One of the cases that she took to the International Criminal Court was Evaluz Suárez Villarroel’s, who was detained by agents of the National Guard on 16 May 2017 in Sucre state. The aforementioned agents brought Suárez to a truck where they sprayed her with tear gas and beat her with their helmets, as well as other detainees, while threatening and insulting her. The girl presented burns of first and second degree, according to the examinations done by the Office of the Attorney General.

Ortega Díaz accused the authorities of causing pain and suffering to those citizens who oppose the government.

To prove her point, the head of the Office of the Attorney General in exile presented two cases to the Criminal Court. One of them is the student Pedro Yamine, who on 3 May was run over by a tank of the National Guard while protesting against the government near Plaza Altamira.
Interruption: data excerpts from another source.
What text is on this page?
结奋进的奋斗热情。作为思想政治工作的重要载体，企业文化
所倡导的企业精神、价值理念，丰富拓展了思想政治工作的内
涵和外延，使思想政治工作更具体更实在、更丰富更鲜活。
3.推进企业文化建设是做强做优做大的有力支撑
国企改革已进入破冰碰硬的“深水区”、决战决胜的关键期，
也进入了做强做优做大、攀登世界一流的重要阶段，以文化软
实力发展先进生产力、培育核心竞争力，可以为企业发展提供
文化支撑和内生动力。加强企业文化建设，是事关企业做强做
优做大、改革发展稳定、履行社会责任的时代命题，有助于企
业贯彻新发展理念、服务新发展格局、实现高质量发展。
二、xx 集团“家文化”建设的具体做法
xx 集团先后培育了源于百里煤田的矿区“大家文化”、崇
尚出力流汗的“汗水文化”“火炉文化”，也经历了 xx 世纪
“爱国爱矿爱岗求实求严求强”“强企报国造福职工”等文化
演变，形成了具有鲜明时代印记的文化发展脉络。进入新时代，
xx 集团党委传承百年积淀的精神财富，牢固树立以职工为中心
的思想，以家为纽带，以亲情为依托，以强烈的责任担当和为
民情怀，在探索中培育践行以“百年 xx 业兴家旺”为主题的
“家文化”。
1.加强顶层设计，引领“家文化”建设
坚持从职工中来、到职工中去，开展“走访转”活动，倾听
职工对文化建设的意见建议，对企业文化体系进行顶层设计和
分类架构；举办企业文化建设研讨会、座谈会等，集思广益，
The image of the young man, who managed to recover after several surgeries, found its way around the globe.

This case served the official to accuse the government and the security forces of using anti-riot gear to cause maximum pain to the demonstrators and not to disperse them, as established by international standards.

What happened with Yamine also allowed Ortega Diaz to justify her decision to go before the court based in The Hague (The Netherlands), because the possibilities of doing justice are null, because not only she was removed from office, but also because of the control that the government has upon the tribunals. The dominance was demonstrated with the decision of the 14 Tribunal of Control of Caracas to refuse to order the arrest of the National Guard sergeant, Daniel Perez Medina, who was driving the tank that ran over Yamine, alleging that his rights were being violated.

Persecution

Dissent in Venezuela is a risk and so the Attorney General made it clear to her counterpart and the Justices of the Criminal Court, because throughout her complaint against Maduro and four generals, she accused them of persecuting and massively repressing those who oppose them.

To support her statement, the official gave as an example the assaults that took place on 2 May, 28 June, 5 and 20 July 2017, in Los Verdes residential complex, in El Paraíso quarter of Caracas, by hundreds of members of the National Police, the National Guard and the SEBIN.

During these assaults, not only raids without warrant were executed, but the same agents also destroyed common areas of the apartment buildings such as elevators, bars, security cameras and even attacked residents’ vehicles, all because they gave shelter or participated in the anti-government demonstrations.

«The imposition of terror by the security forces distinguished these operations, to such an extent that they have not been able yet to measure the psychological consequences that have left in those who suffered them. The Office of the Attorney General was able to show that these people suffered all kinds of physical and psychological abuse, damage to their property, robbery and harassment, all within their own homes,» she said.

Another example of persecution that the official set out was her own case, because before being removed by the questioned Constituent Assembly on 5 August and her office being assaulted by military forces, the TSJ stripped her of some faculties, blocked some investigations that she led and put her on a pre-trial.

As if that were not enough, some of her closest collaborators, such as prosecutor Pedro Lupera, who was leading Odebrecht’s corruption investigations, and her husband, Member of Parliament Germán Ferrer, were accused by the ruling party Member of Parliament Diosdado Cabello of being part of a network who was in charge of extorting people under investigation.

«The investigative activity deployed by the Office of the Attorney General led to a strategy aimed at dismantling the institution,» she said, after reporting that some directors of the agency, such as Zair Mundaray, Director of Procedural Action, had his passport canceled to prevent him from leaving the country.